There are sequences where Knack has become big and is smashing buildings apart willy-nilly, when nowhere near enough time has elapsed to allow for a full evacuation of the city by the human populace. The game even makes a point of showing us people running away in fear. And yet, at the end of the game, those very same people are throwing him a sodding ticker-tape parade. I can't even remember the last time ticker-tape parades were a thing. Jack Bauer doesn't get ticker-tape parades, and he spends all his time trying to ensure that buildings DON'T get destroyed. Admittedly by sticking tin openers up people's noses.

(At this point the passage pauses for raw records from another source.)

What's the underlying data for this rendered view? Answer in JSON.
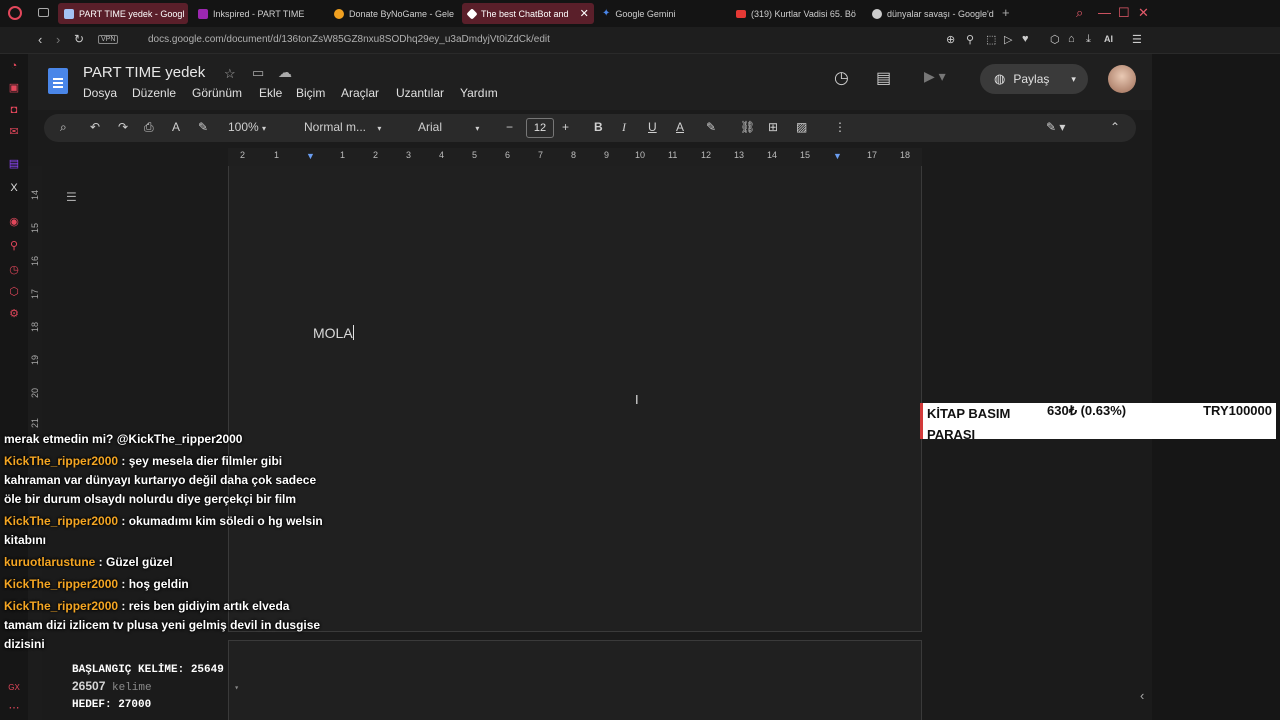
{
  "tabs": [
    {
      "label": "PART TIME yedek - Googl",
      "active": true,
      "color": "#a4c2f4"
    },
    {
      "label": "Inkspired - PART TIME",
      "active": false,
      "color": "#9c27b0"
    },
    {
      "label": "Donate ByNoGame - Gelen",
      "active": false,
      "color": "#f0a020"
    },
    {
      "label": "The best ChatBot and",
      "active": true,
      "color": "#ffffff"
    },
    {
      "label": "Google Gemini",
      "active": false,
      "color": "#4a86e8"
    },
    {
      "label": "(319) Kurtlar Vadisi 65. Bö",
      "active": false,
      "color": "#e53935"
    },
    {
      "label": "dünyalar savaşı - Google'd",
      "active": false,
      "color": "#cccccc"
    }
  ],
  "address": {
    "vpn": "VPN",
    "url": "docs.google.com/document/d/136tonZsW85GZ8nxu8SODhq29ey_u3aDmdyjVt0iZdCk/edit"
  },
  "doc": {
    "title": "PART TIME  yedek",
    "body_text": "MOLA"
  },
  "menus": [
    "Dosya",
    "Düzenle",
    "Görünüm",
    "Ekle",
    "Biçim",
    "Araçlar",
    "Uzantılar",
    "Yardım"
  ],
  "share": {
    "label": "Paylaş"
  },
  "toolbar": {
    "zoom": "100%",
    "style": "Normal m...",
    "font": "Arial",
    "size": "12"
  },
  "ruler": [
    "2",
    "1",
    "1",
    "1",
    "2",
    "3",
    "4",
    "5",
    "6",
    "7",
    "8",
    "9",
    "10",
    "11",
    "12",
    "13",
    "14",
    "15",
    "16",
    "17",
    "18"
  ],
  "vruler": [
    "14",
    "15",
    "16",
    "17",
    "18",
    "19",
    "20",
    "21"
  ],
  "overlay": {
    "label": "KİTAP BASIM PARASI",
    "value": "630₺ (0.63%)",
    "target": "TRY100000"
  },
  "chat": [
    {
      "user": "",
      "text": "merak etmedin mi? @KickThe_ripper2000"
    },
    {
      "user": "KickThe_ripper2000",
      "text": " : şey mesela dier filmler gibi kahraman var dünyayı kurtarıyo değil daha çok sadece öle bir durum olsaydı nolurdu diye gerçekçi bir film"
    },
    {
      "user": "KickThe_ripper2000",
      "text": " : okumadımı kim söledi o hg welsin kitabını"
    },
    {
      "user": "kuruotlarustune",
      "text": " : Güzel güzel"
    },
    {
      "user": "KickThe_ripper2000",
      "text": " : hoş geldin"
    },
    {
      "user": "KickThe_ripper2000",
      "text": " : reis ben gidiyim artık elveda tamam dizi izlicem tv plusa yeni gelmiş devil in dusgise dizisini"
    }
  ],
  "wordcount": {
    "start": "BAŞLANGIÇ KELİME: 25649",
    "current": "26507",
    "unit": "kelime",
    "target": "HEDEF: 27000"
  },
  "colors": {
    "accent": "#e2475b",
    "docs_blue": "#4a86e8",
    "chat_user": "#f5a623"
  }
}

Then there was all that business in the recent film Man of Steel wherein the big fight Superman has with his enemies deals damage to the city that must surely have gone into the billions. And to a lesser extent Superman's playmate Batman left Gotham go to the weird mask-wearing dogs in his latest big screen outing, where there were no doubt lots of off-screen deaths and property destruction that Batman invites us not to care about 'cos he was away on spine-mending holidays.
And I wonder what all of this punishment administered randomly to large swathes of population is saying about the attitudes of the human race in general. And to answer that question, we must ask what is represented by the unseen mass of uninvolved citizens and homeowners who we seem to enjoy getting victimized so much.
Perhaps one should read nothing more into this than yet another lingering symptom of 9/11, culture feels it has to manufacture disasters of ridiculous scale just because it will put up with a lot of things but cannot abide being outdone by reality.